Stando coi piedi nudi, tolte scarpe zuppe per orto, e calzini, al camino del cascinale mi son dilettato aforista abbruciato: cioè moraleggiante-filosofeggiante ‘ontadino ritirando lo zampino ar fòò troppo vampa facendo ride ir ‘Ardellino nella stanza. Esto l’impegno a fine anno 2022 e inizio 2023.
1
Ringraziai per la bufera nella fuligginosa cappa del camino - più o meno un cosmo - i dèmoni della stirpe intuendo che la Parola, anche balbettata, vive nel Tempo quando il soggetto, anche da fumetto, comincia a desiderare che il Tempo abbia ripetizione per personaggi romanzeschi debitamente illustrati.
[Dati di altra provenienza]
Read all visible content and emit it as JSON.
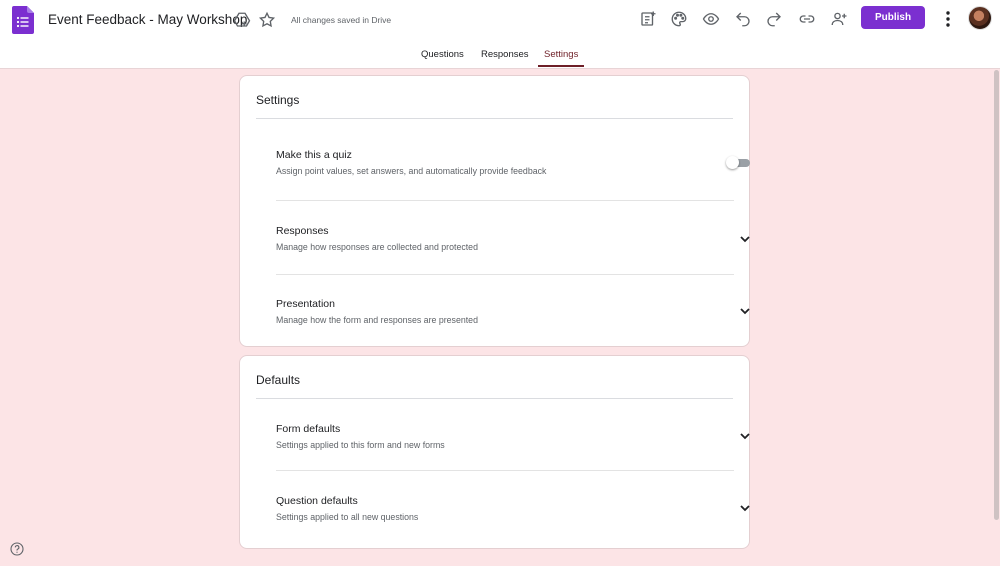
{
  "header": {
    "title": "Event Feedback - May Workshop",
    "save_status": "All changes saved in Drive",
    "publish_label": "Publish",
    "accent_color": "#7b2fd0"
  },
  "tabs": [
    {
      "label": "Questions",
      "active": false
    },
    {
      "label": "Responses",
      "active": false
    },
    {
      "label": "Settings",
      "active": true
    }
  ],
  "settings_card": {
    "title": "Settings",
    "rows": [
      {
        "title": "Make this a quiz",
        "description": "Assign point values, set answers, and automatically provide feedback",
        "control": "toggle",
        "toggle_on": false
      },
      {
        "title": "Responses",
        "description": "Manage how responses are collected and protected",
        "control": "chevron"
      },
      {
        "title": "Presentation",
        "description": "Manage how the form and responses are presented",
        "control": "chevron"
      }
    ]
  },
  "defaults_card": {
    "title": "Defaults",
    "rows": [
      {
        "title": "Form defaults",
        "description": "Settings applied to this form and new forms",
        "control": "chevron"
      },
      {
        "title": "Question defaults",
        "description": "Settings applied to all new questions",
        "control": "chevron"
      }
    ]
  },
  "icons": [
    "forms-logo-icon",
    "move-to-drive-icon",
    "star-icon",
    "add-on-icon",
    "palette-icon",
    "preview-eye-icon",
    "undo-icon",
    "redo-icon",
    "link-icon",
    "add-collaborator-icon",
    "more-vert-icon",
    "help-icon",
    "chevron-down-icon"
  ]
}
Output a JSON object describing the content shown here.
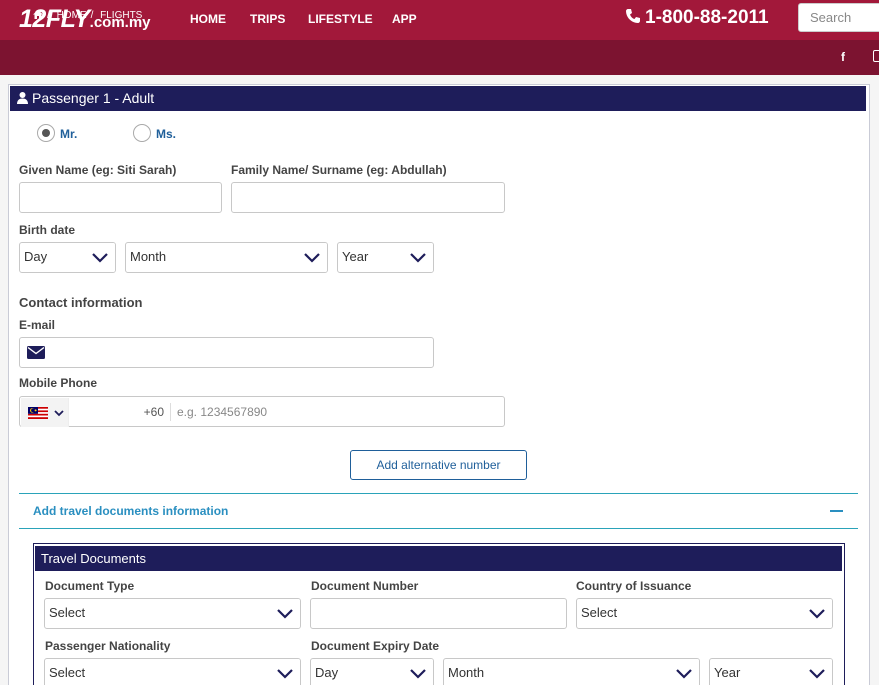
{
  "header": {
    "logo_main": "12FLY",
    "logo_suffix": ".com.my",
    "nav": [
      "HOME",
      "TRIPS",
      "LIFESTYLE",
      "APP"
    ],
    "phone": "1-800-88-2011",
    "search_placeholder": "Search"
  },
  "breadcrumb": {
    "items": [
      "HOME",
      "FLIGHTS"
    ],
    "separator": "/"
  },
  "social": {
    "facebook": "f"
  },
  "passenger": {
    "title": "Passenger 1 - Adult",
    "salutations": [
      {
        "label": "Mr.",
        "selected": true
      },
      {
        "label": "Ms.",
        "selected": false
      }
    ],
    "given_name_label": "Given Name (eg: Siti Sarah)",
    "family_name_label": "Family Name/ Surname (eg: Abdullah)",
    "birth_date_label": "Birth date",
    "birth_day": "Day",
    "birth_month": "Month",
    "birth_year": "Year",
    "contact_title": "Contact information",
    "email_label": "E-mail",
    "mobile_label": "Mobile Phone",
    "dial_code": "+60",
    "phone_placeholder": "e.g. 1234567890",
    "add_alt_number": "Add alternative number",
    "travel_docs_toggle": "Add travel documents information"
  },
  "travel_documents": {
    "title": "Travel Documents",
    "document_type_label": "Document Type",
    "document_type_value": "Select",
    "document_number_label": "Document Number",
    "country_label": "Country of Issuance",
    "country_value": "Select",
    "nationality_label": "Passenger Nationality",
    "nationality_value": "Select",
    "expiry_label": "Document Expiry Date",
    "expiry_day": "Day",
    "expiry_month": "Month",
    "expiry_year": "Year"
  },
  "colors": {
    "brand": "#a2183a",
    "brand_dark": "#7c1330",
    "navy": "#1e1d5a",
    "link": "#1f5f9a",
    "accent": "#2aa3b9"
  },
  "icons": [
    "phone-icon",
    "home-icon",
    "facebook-icon",
    "instagram-icon",
    "user-icon",
    "envelope-icon",
    "malaysia-flag-icon",
    "chevron-down-icon",
    "minus-icon"
  ]
}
Non so perché ma credo che la mia filosofia da camino iniziò da piccino proprio dai piedi scalzi.
2
Tempo… inciampo concreta sostanza cenere della forma creata attizzando il fuoco con rametti resinosi.
3
Ebbi il sospetto che il saggio critico sversato fiamma il melodramma cantato fuliggine la traduzione sogno di noi stessi negli altri che ci possono leggere fosse maniera, artefatta, per diventare fumo. Così l’io mi consumo, pensai? Così in coppia ci consumiamo?
4
In fotografia la lode della dismisura la realizzai fotografandoti con cascami surrealisti da vero Man da insulso Rey del tuo fondoschiena facendoti indossare corpetto e collare per incidentati sulle strade. La fotografia la pensai, surrealista insulso e fotografo da Playmen anni Settanta in ritardo nel 2009 come oscillazione in copia dell’armonia aurea misura della bellezza. L’amour Fou portato da Dea Callipigia in nero trasparente desse risultato, temporale immanente, del Tutto del Niente. La dicotomia glamour ti consegnava sotto il cielo della camera sopra il pavimento moquette alla curva del gusto moderno. Che oggi sul web sui social migliaia di giovini donne calcano. Tu però con me sapevi che l’esistere in fotografia è il mistero del corpo terrestre reso astrale dal clik. Anche se ciò niente vale!
5
Siccome la Vita non è Poesia lo sia almeno scampolo in fotografia. La rima scema affida un compito con la complicità di scatto macchina immagine corpo seducente alla tua schiena natiche profilo seno collo fintamente incidentato. E poi? L’esistere in bianco e nero diventa pronuncia del desiderio che nutre in quanto intoccabile. Nutrirsi dell’idea del frutto senza morderne la polpa. Se il fotografo diventa una specie di Re Mida si prende la maledizione di amare desiderare voler possedere non la donna reale ma la fotografata. E finisce male. Io mi fermo un attimo prima ma questa sublimazione la vivo pure adesso; a distanza di tredici anni. E s’accentuerà se i tuoi glutei diventeranno cadenti se il mio sesso avrà carie come i denti. Questa fotografia può diventare una maledizione.
6
Il fotografo del tuo corpo lo inventò con ritagli di spazio biografico dove scegliesti di abitare con lui; questo spazio non può essere invaso dal tempo presente che viviamo che vivremo e, sentiremo, già ti accade?, mi accade?, come un’esclusione da un’eternità evocata e subito persa.